The recently published Student Living Report 2022 has revealed how a combination of rising rents and inflation will hit students in Germany particularly hard.

Student rents up 5.9 percent in 2022

The report, published by the financial consulting companies MLP, looked at 38 locations in Germany and found that there has been an overall 5.9 percent increase in the rental cost of houses and apartments in the past year. This is a considerable jump compared to the 1.5 percent that was recorded in 2021.

The price of a shared room (WG-Zimmer) has increased by an overall 9.4 percent. According to the study’s researchers, these rises were concentrated in the beginning of 2022, meaning that many landlords have been using rising consumer costs as grounds to increase prices in rental contracts.

Some German cities are still affordable for students

So what German cities can students still afford to live in, without handing over almost all of their BAföG student loan and 450-euro mini-job salary to landlords before the month has barely begun? Magdeburg in Saxony-Anhalt and Dresden, Leipzig and Chemnitz in Saxony are all still places where it is possible to find accommodation for 400 euros or less per month. Currently, the most affordable student renting option in Germany would be a shared flat room in Chemnitz for an average of 186 euros per month.

Munich remained the most expensive city for students to live in, with an average student flat costing 787 euros per month. Stuttgart followed, costing a mere one euro less at 786 euros and then Berlin at 718 euros per month. The capital is where rents have risen the most sharply over the past year, at 18.5 percent.

Why are students being hit particularly badly by increased rents?

The MLP report stated that the number of houses in Germany rented out as shared flats has been sinking as bigger properties are increasingly let out to other population groups, rather than students. On top of this, the report expects that students will be hit particularly hard by rent increases as their often low incomes mean they cannot afford to save money.

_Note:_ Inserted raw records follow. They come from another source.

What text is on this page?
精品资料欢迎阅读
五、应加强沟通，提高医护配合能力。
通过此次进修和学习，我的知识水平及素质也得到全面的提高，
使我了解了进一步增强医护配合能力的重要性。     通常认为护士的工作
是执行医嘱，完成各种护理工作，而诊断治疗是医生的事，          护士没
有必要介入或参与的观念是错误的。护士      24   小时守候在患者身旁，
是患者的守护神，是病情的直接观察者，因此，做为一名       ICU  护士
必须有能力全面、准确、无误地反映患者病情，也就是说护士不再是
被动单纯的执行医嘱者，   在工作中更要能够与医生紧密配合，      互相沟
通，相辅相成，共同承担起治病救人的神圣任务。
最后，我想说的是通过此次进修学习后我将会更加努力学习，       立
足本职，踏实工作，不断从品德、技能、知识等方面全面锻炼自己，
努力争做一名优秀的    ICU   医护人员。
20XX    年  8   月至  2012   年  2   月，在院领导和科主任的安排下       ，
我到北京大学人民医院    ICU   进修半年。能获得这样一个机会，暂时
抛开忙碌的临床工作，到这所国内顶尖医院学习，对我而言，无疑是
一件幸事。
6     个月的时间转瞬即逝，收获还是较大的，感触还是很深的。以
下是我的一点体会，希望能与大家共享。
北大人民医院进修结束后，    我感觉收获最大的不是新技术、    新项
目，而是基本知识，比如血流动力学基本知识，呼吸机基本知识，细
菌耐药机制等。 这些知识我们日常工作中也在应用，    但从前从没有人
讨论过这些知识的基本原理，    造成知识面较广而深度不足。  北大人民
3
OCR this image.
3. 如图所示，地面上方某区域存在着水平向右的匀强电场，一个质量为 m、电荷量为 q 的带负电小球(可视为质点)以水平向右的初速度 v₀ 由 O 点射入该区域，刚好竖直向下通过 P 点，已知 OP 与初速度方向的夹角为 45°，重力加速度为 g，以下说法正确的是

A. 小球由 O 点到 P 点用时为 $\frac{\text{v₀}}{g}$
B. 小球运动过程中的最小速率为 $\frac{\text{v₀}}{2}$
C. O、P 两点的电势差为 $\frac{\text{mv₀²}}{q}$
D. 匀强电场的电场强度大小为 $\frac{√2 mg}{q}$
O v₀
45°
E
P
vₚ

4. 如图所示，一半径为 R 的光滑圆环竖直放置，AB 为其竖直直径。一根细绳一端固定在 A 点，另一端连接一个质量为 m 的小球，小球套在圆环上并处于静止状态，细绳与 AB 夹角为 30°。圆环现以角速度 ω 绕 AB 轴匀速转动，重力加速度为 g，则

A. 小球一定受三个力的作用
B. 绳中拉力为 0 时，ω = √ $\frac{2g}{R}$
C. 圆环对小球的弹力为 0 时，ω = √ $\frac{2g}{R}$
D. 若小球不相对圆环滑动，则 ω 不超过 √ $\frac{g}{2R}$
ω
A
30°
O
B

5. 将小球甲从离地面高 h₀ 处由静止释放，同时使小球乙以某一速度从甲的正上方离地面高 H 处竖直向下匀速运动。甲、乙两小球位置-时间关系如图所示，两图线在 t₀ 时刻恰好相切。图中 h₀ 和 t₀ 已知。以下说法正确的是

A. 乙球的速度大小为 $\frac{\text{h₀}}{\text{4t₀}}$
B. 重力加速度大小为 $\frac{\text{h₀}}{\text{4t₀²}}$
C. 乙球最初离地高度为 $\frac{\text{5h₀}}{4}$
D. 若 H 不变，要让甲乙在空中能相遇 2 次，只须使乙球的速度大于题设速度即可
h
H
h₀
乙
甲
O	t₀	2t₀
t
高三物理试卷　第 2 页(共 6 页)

Recent government policies have attempted to soften the blow of recent rising costs in Germany, but students seem to have been left behind. Since many already hold a public transport ticket funded by their semester fees, the popular 9-euro ticket wasn’t as money saving for students as it was for many other groups in Germany – the same goes for the fuel rebate. While BAföG student loan rates are set to increase, the amount is not sufficient to offset inflation and only 20 percent of students in Germany receive the loan.